Of course it was never a problem for ASCII, because ASCII is structured to make most of the measurements people care about be the same value. I want bytes, you want code points, he wants “characters,” doesn’t matter, they’re all the same number.

ASCII is also incapable of representing real world text with good fidelity. It’s inherently impossible to remedy that while maintaining a singular definition of “length.” If you value length measurement over fidelity, you can keep using ASCII.

coldtea · on Sept 9, 2019

>It doesn’t matter how well you understand Unicode, it is impossible to compute “the length of a string” because there is no single metric that means that.

That's already covered in my comment: ("[the problem] stems from there being multiple, similar, metrics one wants").

Whether we call all of them length or a specialized name is not the real problem.

The real problem is you need to know what you want of each, and some of them (e.g. regarding normalization, decomposition, and so on) can be hard to grasp.

In 99% of cases people either want to know "how many bytes", or "how many discreet character glyphs of final output" (even if they have combining diacritics etc).

mikeash · on Sept 9, 2019

It's really rare to care about the number of glyphs. That's not something you can answer for a string in isolation, anyway; it depends on the font being used to render it. The only code that would care about this would be something like a text rendering engine allocating a buffer to hold glyph info.

I suspect you mean the number of grapheme clusters, which is Unicode's attempt to define something that lines up with the intuitive notion of "a character." This is basically a unit that your cursor moves over when you press an arrow key.

However, it's pretty uncommon to want to know the number of grapheme clusters too. Lots of people think they want to know it, but I struggle to come up with a use case where it's actually appropriate. An intentionally arbitrary limit like Tweet length is the best I can think of.

"How many bytes" is ambiguous. Do you mean UTF-8, UTF-16, UTF-32, or something else?

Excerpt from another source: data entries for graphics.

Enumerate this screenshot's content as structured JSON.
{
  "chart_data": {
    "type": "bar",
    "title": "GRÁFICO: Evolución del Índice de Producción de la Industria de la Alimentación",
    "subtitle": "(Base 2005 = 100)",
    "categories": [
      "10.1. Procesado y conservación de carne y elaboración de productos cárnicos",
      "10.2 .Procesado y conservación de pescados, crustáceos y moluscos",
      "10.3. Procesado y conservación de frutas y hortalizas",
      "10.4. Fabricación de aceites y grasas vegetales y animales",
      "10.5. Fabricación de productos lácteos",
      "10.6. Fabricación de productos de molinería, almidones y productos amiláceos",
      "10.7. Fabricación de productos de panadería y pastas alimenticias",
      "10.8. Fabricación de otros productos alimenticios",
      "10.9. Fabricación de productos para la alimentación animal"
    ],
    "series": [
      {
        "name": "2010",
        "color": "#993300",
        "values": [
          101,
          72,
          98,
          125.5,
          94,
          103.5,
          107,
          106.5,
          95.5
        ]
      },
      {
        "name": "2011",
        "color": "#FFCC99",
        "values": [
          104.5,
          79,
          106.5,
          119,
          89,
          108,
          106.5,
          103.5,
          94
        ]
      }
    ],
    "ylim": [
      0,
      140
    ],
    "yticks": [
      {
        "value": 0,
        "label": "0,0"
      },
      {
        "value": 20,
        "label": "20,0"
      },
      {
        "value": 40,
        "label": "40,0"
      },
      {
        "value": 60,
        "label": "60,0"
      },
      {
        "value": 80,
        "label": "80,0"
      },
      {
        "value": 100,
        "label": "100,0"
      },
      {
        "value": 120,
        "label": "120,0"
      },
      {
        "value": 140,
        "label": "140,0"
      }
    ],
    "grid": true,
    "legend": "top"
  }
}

There are a lot of different ways to answer the question, "how long is this string?"

You did mention similar metrics, but you then went on to say that the objections don't make sense and that the actual problem is that length for a unicode string is difficult to calculate.

My point is that the difficulty of calculating a length is not the problem. It's annoying, but people have written the code to do it and there's rarely any reason to write it yourself. Just call into whatever library and have it do the work. The problem is that you have to know what kind of question to ask so you can make the call that will actually give you the answer that you need. And that is not the sort of thing that can be wrapped up in a nice little API.

tomcam · on Sept 9, 2019

> I struggle to come up with a use case where it's actually appropriate.

TCP packet size is a very real thing for me.

Also in forms it helps to know, for example, that no one has entered more than 2 characters for a USA state abbreviation.

Definitely open to bigger ways about thinking of these things though.

mikeash · on Sept 9, 2019

How is calculating the number of grapheme clusters relevant to TCP packet size?

As for state abbreviations, is $7 a valid abbreviation? Is XQ? You’d probably want to validate those against a list of known good ones.

tsbinz · on Sept 9, 2019

For which use case is "how many character glyphs" the measure you you want to know?

jpttsn · on Sept 9, 2019

Super curious about why UPS wants l+w+h. Any detail you can link?

damienkatz · on Sept 9, 2019

https://www.ups.com/us/en/help-center/packaging-and-supplies...

mikeash · on Sept 9, 2019

Apparently I misremembered slightly: it's actually width + 2 x length + 2 x height.

That link doesn't seem to explain the why, but my understanding is that it's just a decent heuristic for the general difficulty of handling packages as they go through the system. Volume wouldn't be appropriate, because a really long, skinny box is harder to handle than a cube of the same volume.

saghm · on Sept 9, 2019

How do you decide which dimension is the width versus the length? I assume height is often significant for packages containing things that shouldn't be turned upside down, but length versus width seems pretty arbitrary. Is width just assumed to be the shorter of the two dimensions?

mikeash · on Sept 9, 2019

Length is defined as the longest side. The other two sides are interchangeable so pick what you like. This measure doesn’t appear to account for packages that require a certain orientation.